Zwei der führenden Industrievertreter in Österreich, Ex-Siemens-Vorständin Brigitte Ederer sowie der derzeitige Siemens-Österreich-Chef Wolfgang Hesoun, sorgen sich um einen Ausverkauf heimischer Betriebe an China. Die Liste der Firmen mit chinesischem Eigentümer oder Gesellschafter wird immer länger: ATB, Diamond Aircraft, FACC, Palfinger, Wolford.
Auch im Bahnsektor drängt China massiv nach Europa. Die private Westbahn etwa plant ihre neuen Züge in China zu ordern. Ederer und Hesoun sehen die EU gefordert und vermissen eine europäische Industriepolitik, die das verhindert und die versucht, Wettbewerbsgleichheit herzustellen. Es gebe keine Cloud-Anbieter und auch keine Batterieerzeugung in Europa, bemängelte Ederer. Sie würde sich mehr Firmen wie Airbus wünschen. Airbus ist der größte europäische Flugzeughersteller.
"Protektionismus ist nicht nachhaltig, aber wir wünschen uns Reziprozität", sagte Hesoun am Dienstag beim Jahresgespräch des Fachverbandes der Elektro- und Elektronikindustrie (FEEI), dessen Präsident er seit Anfang Juli ist. Hesoun folgte in dieser Funktion Ederer nach, die dem Verband neun Jahre lang vorstand. Schon bei Siemens folgte Hesoun damals auf Ederer, die nach Deutschland wechselte.
Hoffen auf neues Außenhandelsgesetz
Sowohl China als auch die USA behielten sich vor, wer bei ihnen investieren dürfe und wer nicht, die EU mache das umgekehrt nicht, räumte Hesoun ein. China subventioniere seine Exportprodukte und biete Preise, bei denen europäische Firmen nicht mitkönnten. Die Antwort der USA sei Protektionismus.
Hesoun hofft nun auf das neue Außenhandelsgesetz, das Österreich die Chance gäbe, Zukäufe von außereuropäischen Unternehmen in Österreich notfalls zu verhindern. Als Negativbeispiel nannte er den deutschen Roboterhersteller Kuka, der von chinesischen Investoren übernommen wurde. Der Fall hatte für Schlagzeilen gesorgt, da chinesische Unternehmen verstärkt in deutsche Hightech-Unternehmen investieren. Politiker in Brüssel und Berlin hatten sich dagegen ausgesprochen, dass Spitzentechnologien in chinesische Hände fallen.
Fast 2000 neue Beschäftigte
Trotz Gegenwinds durch Handelskriege und abgeschwächte Konjunktur blickt die Elektro- und Elektronikindustrie auf ein sehr gutes Jahr zurück.
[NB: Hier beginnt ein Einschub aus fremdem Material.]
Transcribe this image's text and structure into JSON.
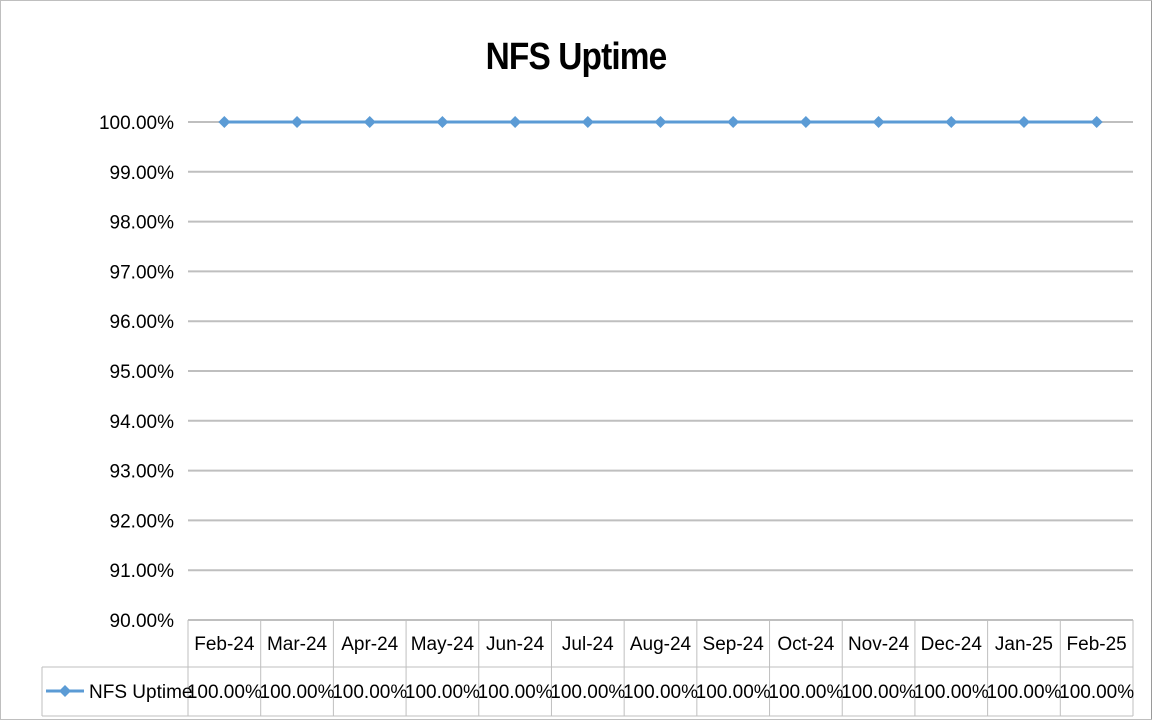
{
  "chart_data": {
    "type": "line",
    "title": "NFS Uptime",
    "categories": [
      "Feb-24",
      "Mar-24",
      "Apr-24",
      "May-24",
      "Jun-24",
      "Jul-24",
      "Aug-24",
      "Sep-24",
      "Oct-24",
      "Nov-24",
      "Dec-24",
      "Jan-25",
      "Feb-25"
    ],
    "series": [
      {
        "name": "NFS Uptime",
        "values": [
          100,
          100,
          100,
          100,
          100,
          100,
          100,
          100,
          100,
          100,
          100,
          100,
          100
        ],
        "color": "#5b9bd5"
      }
    ],
    "ylim": [
      90,
      100
    ],
    "y_ticks": [
      "90.00%",
      "91.00%",
      "92.00%",
      "93.00%",
      "94.00%",
      "95.00%",
      "96.00%",
      "97.00%",
      "98.00%",
      "99.00%",
      "100.00%"
    ],
    "data_table": {
      "row_label": "NFS Uptime",
      "cells": [
        "100.00%",
        "100.00%",
        "100.00%",
        "100.00%",
        "100.00%",
        "100.00%",
        "100.00%",
        "100.00%",
        "100.00%",
        "100.00%",
        "100.00%",
        "100.00%",
        "100.00%"
      ]
    },
    "grid": true,
    "legend": "data-table",
    "gridline_color": "#bfbfbf",
    "table_border_color": "#bfbfbf"
  }
}
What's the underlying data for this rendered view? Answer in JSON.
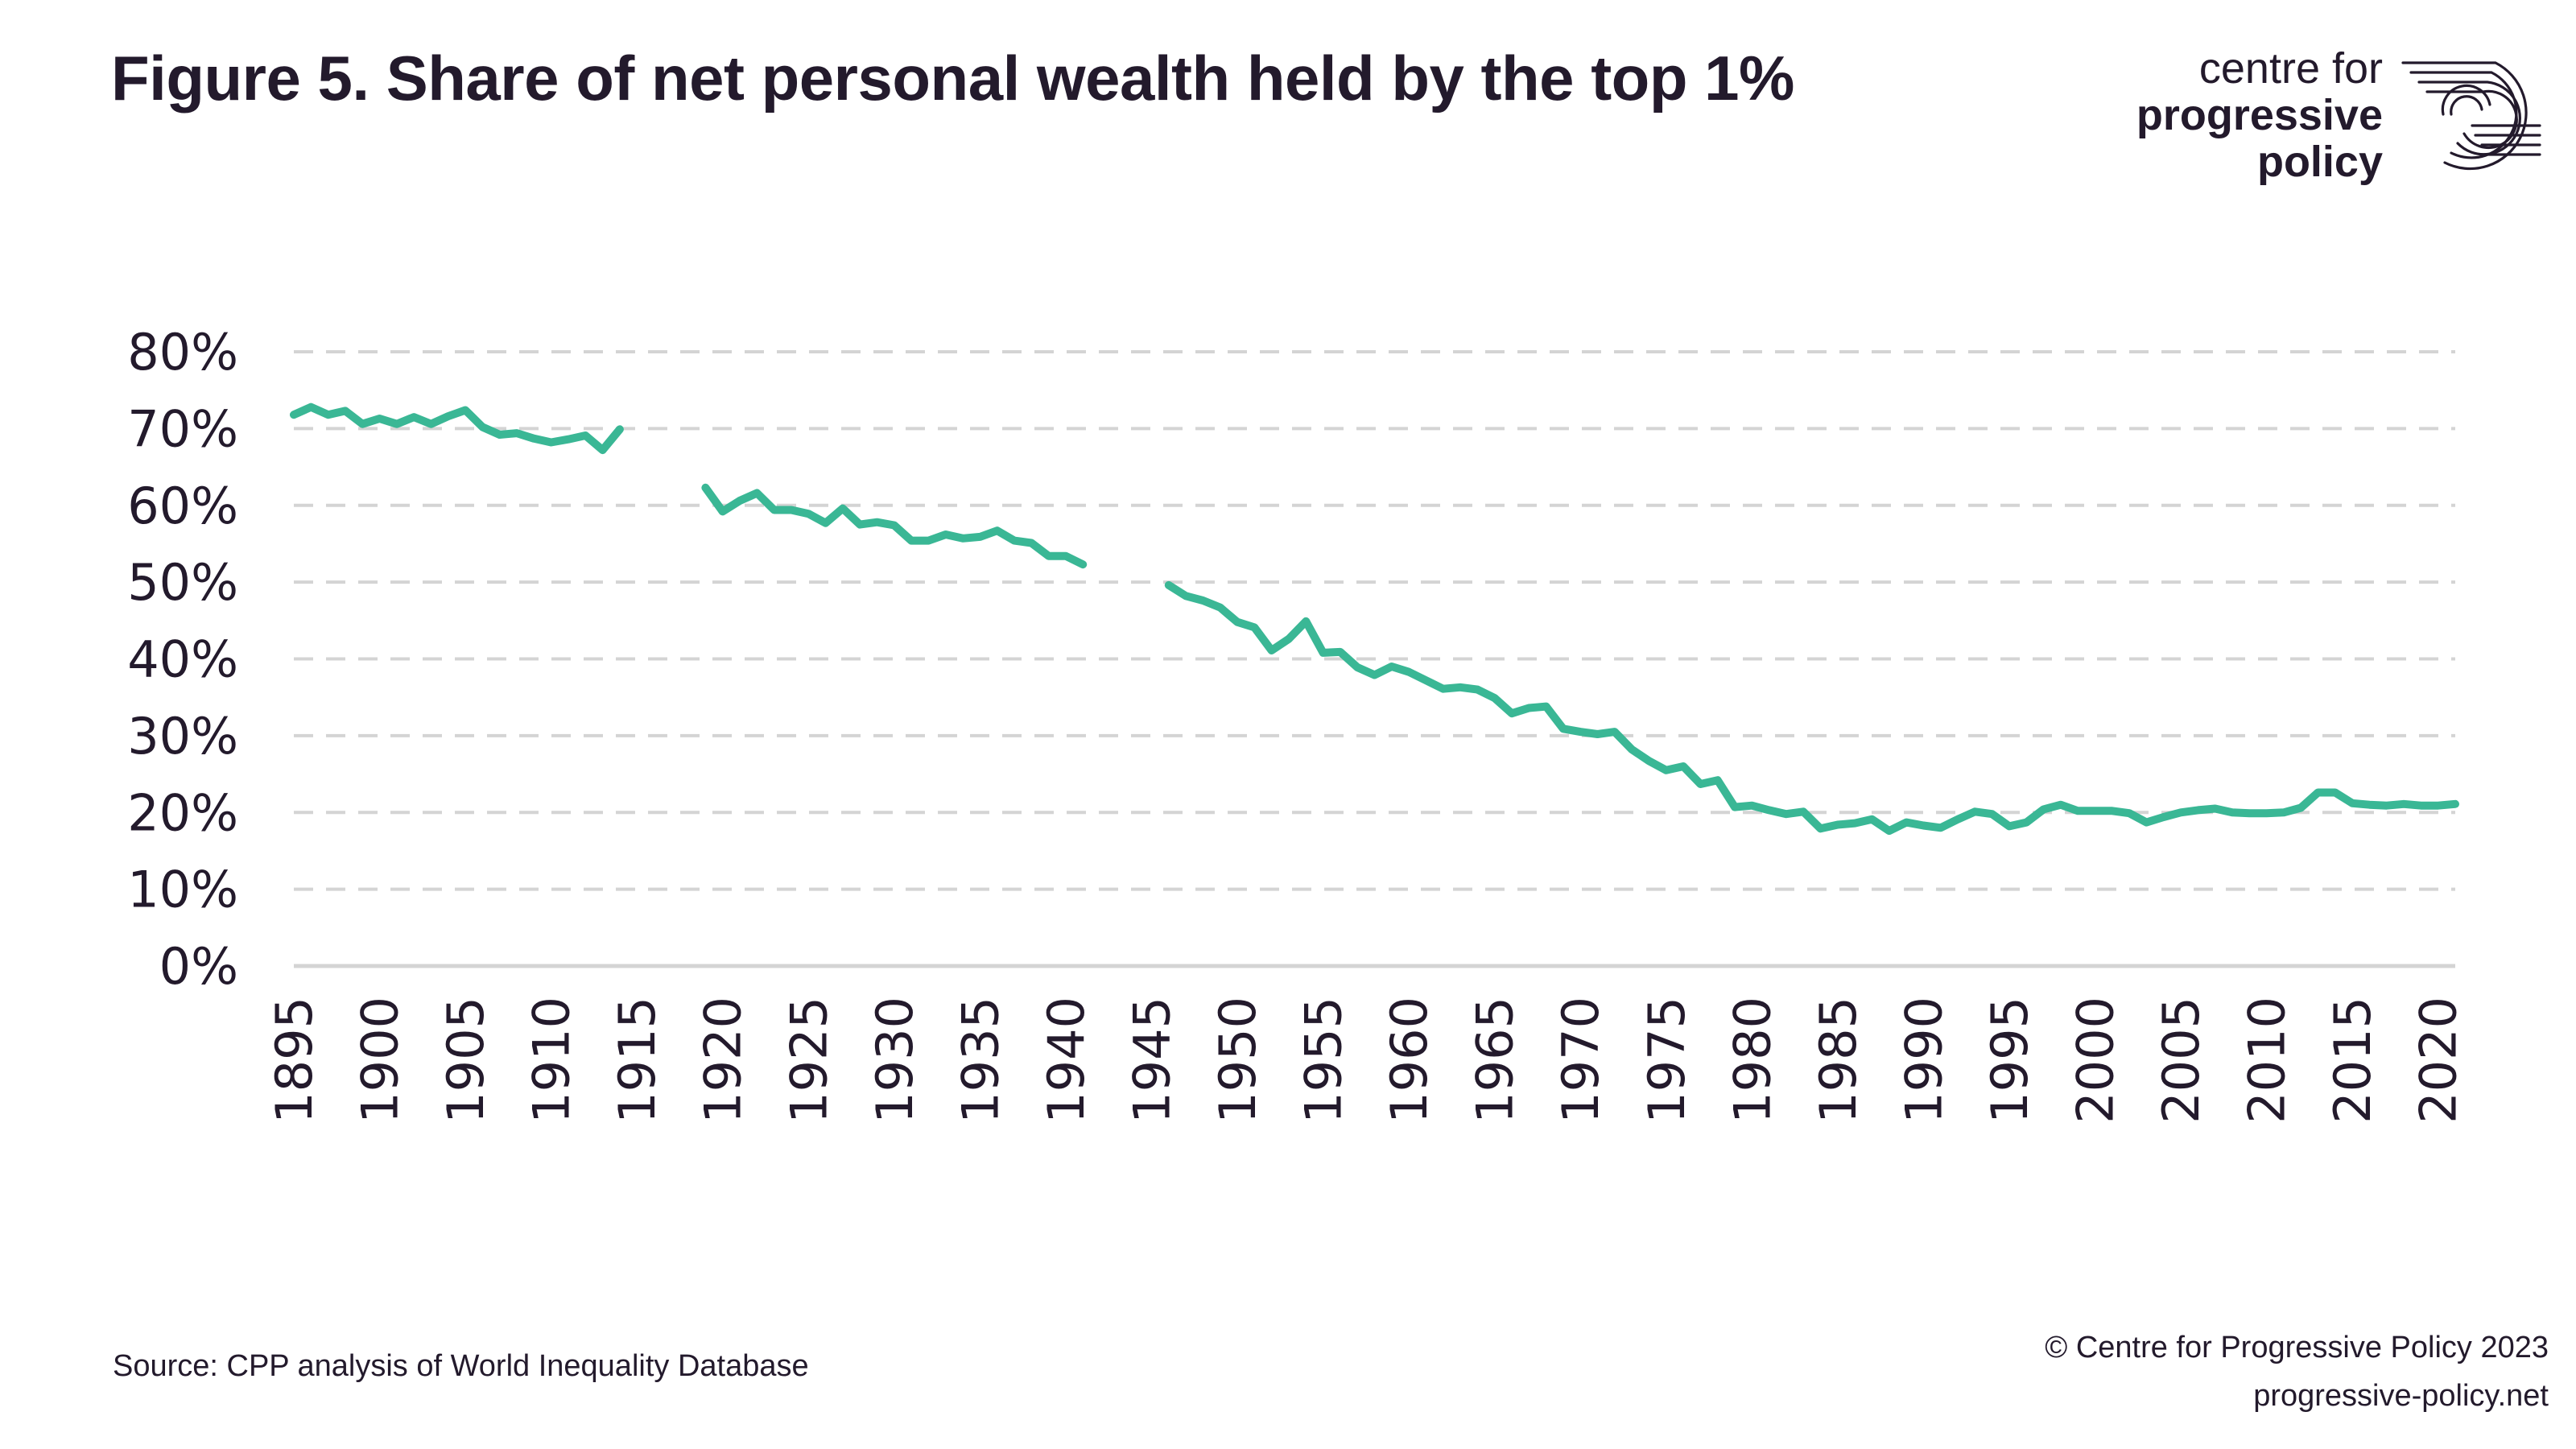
{
  "header": {
    "title": "Figure 5. Share of net personal wealth held by the top 1%"
  },
  "logo": {
    "line1": "centre for",
    "line2": "progressive",
    "line3": "policy",
    "icon": "swirl-logo-icon"
  },
  "footer": {
    "source": "Source: CPP analysis of World Inequality Database",
    "copyright": "© Centre for Progressive Policy 2023",
    "website": "progressive-policy.net"
  },
  "colors": {
    "line": "#3ab795",
    "grid": "#d4d4d4",
    "text": "#231a2c"
  },
  "chart_data": {
    "type": "line",
    "title": "Figure 5. Share of net personal wealth held by the top 1%",
    "xlabel": "",
    "ylabel": "",
    "ylim": [
      0,
      80
    ],
    "xlim": [
      1895,
      2021
    ],
    "y_ticks": [
      "0%",
      "10%",
      "20%",
      "30%",
      "40%",
      "50%",
      "60%",
      "70%",
      "80%"
    ],
    "x_ticks": [
      "1895",
      "1900",
      "1905",
      "1910",
      "1915",
      "1920",
      "1925",
      "1930",
      "1935",
      "1940",
      "1945",
      "1950",
      "1955",
      "1960",
      "1965",
      "1970",
      "1975",
      "1980",
      "1985",
      "1990",
      "1995",
      "2000",
      "2005",
      "2010",
      "2015",
      "2020"
    ],
    "grid": true,
    "series": [
      {
        "segments": [
          {
            "x": [
              1895,
              1896,
              1897,
              1898,
              1899,
              1900,
              1901,
              1902,
              1903,
              1904,
              1905,
              1906,
              1907,
              1908,
              1909,
              1910,
              1911,
              1912,
              1913,
              1914
            ],
            "y": [
              71.8,
              72.8,
              71.8,
              72.3,
              70.6,
              71.3,
              70.6,
              71.5,
              70.6,
              71.6,
              72.4,
              70.2,
              69.2,
              69.4,
              68.7,
              68.2,
              68.6,
              69.1,
              67.2,
              69.9
            ]
          },
          {
            "x": [
              1919,
              1920,
              1921,
              1922,
              1923,
              1924,
              1925,
              1926,
              1927,
              1928,
              1929,
              1930,
              1931,
              1932,
              1933,
              1934,
              1935,
              1936,
              1937,
              1938,
              1939,
              1940,
              1941
            ],
            "y": [
              62.3,
              59.2,
              60.6,
              61.6,
              59.4,
              59.4,
              58.9,
              57.7,
              59.6,
              57.5,
              57.8,
              57.4,
              55.4,
              55.4,
              56.2,
              55.7,
              55.9,
              56.7,
              55.4,
              55.1,
              53.4,
              53.4,
              52.3
            ]
          },
          {
            "x": [
              1946,
              1947,
              1948,
              1949,
              1950,
              1951,
              1952,
              1953,
              1954,
              1955,
              1956,
              1957,
              1958,
              1959,
              1960,
              1961,
              1962,
              1963,
              1964,
              1965,
              1966,
              1967,
              1968,
              1969,
              1970,
              1971,
              1972,
              1973,
              1974,
              1975,
              1976,
              1977,
              1978,
              1979,
              1980,
              1981,
              1982,
              1983,
              1984,
              1985,
              1986,
              1987,
              1988,
              1989,
              1990,
              1991,
              1992,
              1993,
              1994,
              1995,
              1996,
              1997,
              1998,
              1999,
              2000,
              2001,
              2002,
              2003,
              2004,
              2005,
              2006,
              2007,
              2008,
              2009,
              2010,
              2011,
              2012,
              2013,
              2014,
              2015,
              2016,
              2017,
              2018,
              2019,
              2020,
              2021
            ],
            "y": [
              49.6,
              48.2,
              47.6,
              46.7,
              44.8,
              44.1,
              41.1,
              42.6,
              44.9,
              40.8,
              40.9,
              38.9,
              37.9,
              39.0,
              38.3,
              37.2,
              36.1,
              36.3,
              36.0,
              34.9,
              32.9,
              33.6,
              33.8,
              30.9,
              30.5,
              30.2,
              30.5,
              28.2,
              26.7,
              25.5,
              26.0,
              23.7,
              24.2,
              20.7,
              20.9,
              20.3,
              19.8,
              20.1,
              17.9,
              18.4,
              18.6,
              19.1,
              17.6,
              18.7,
              18.3,
              18.0,
              19.1,
              20.1,
              19.8,
              18.2,
              18.7,
              20.4,
              21.0,
              20.2,
              20.2,
              20.2,
              19.9,
              18.7,
              19.4,
              20.0,
              20.3,
              20.5,
              20.0,
              19.9,
              19.9,
              20.0,
              20.6,
              22.6,
              22.6,
              21.2,
              21.0,
              20.9,
              21.1,
              20.9,
              20.9,
              21.1
            ]
          }
        ]
      }
    ]
  }
}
Der zweitgrößte Industriezweig Österreichs steigerte den Produktionswert 2018 um 8,4 Prozent auf 18,83 Milliarden Euro, was sich auch positiv auf die Beschäftigung dieses Sektors auswirkte. Die Zahl der Beschäftigten (Arbeiter und Angestellte) wuchs um 3 Prozent oder über 1900 auf fast 67.000 Personen. Die Exportquote beträgt 83,2 Prozent. Hauptabnehmer sind die Mitgliedsstaaten der EU, hier insbesondere Deutschland. Branchentreiber sind elektronische Bauelemente, gefolgt von Automatisierungstechnik, Motoren, Generatoren und Transformatoren.
Digitalisierung als das Thema der Zukunft
Die Stärke der Branche liege im Bereich der Produkte, die Schwäche bei Dienstleistungen, kreativen Geschäftsmodellen und der Datenverarbeitung, ergab laut Ederer jüngst eine Wifo-Studie. Das Thema der Zukunft sei Digitalisierung. Eine Herausforderung sei, ausreichend gut ausgebildete Mitarbeiter zu finden, zumal es zu wenige IT-Techniker gebe. Universitäten und Fachhochschulen müssten mehr Schwerpunkte auf IT, Datenanalyse und künstliche Intelligenz setzen.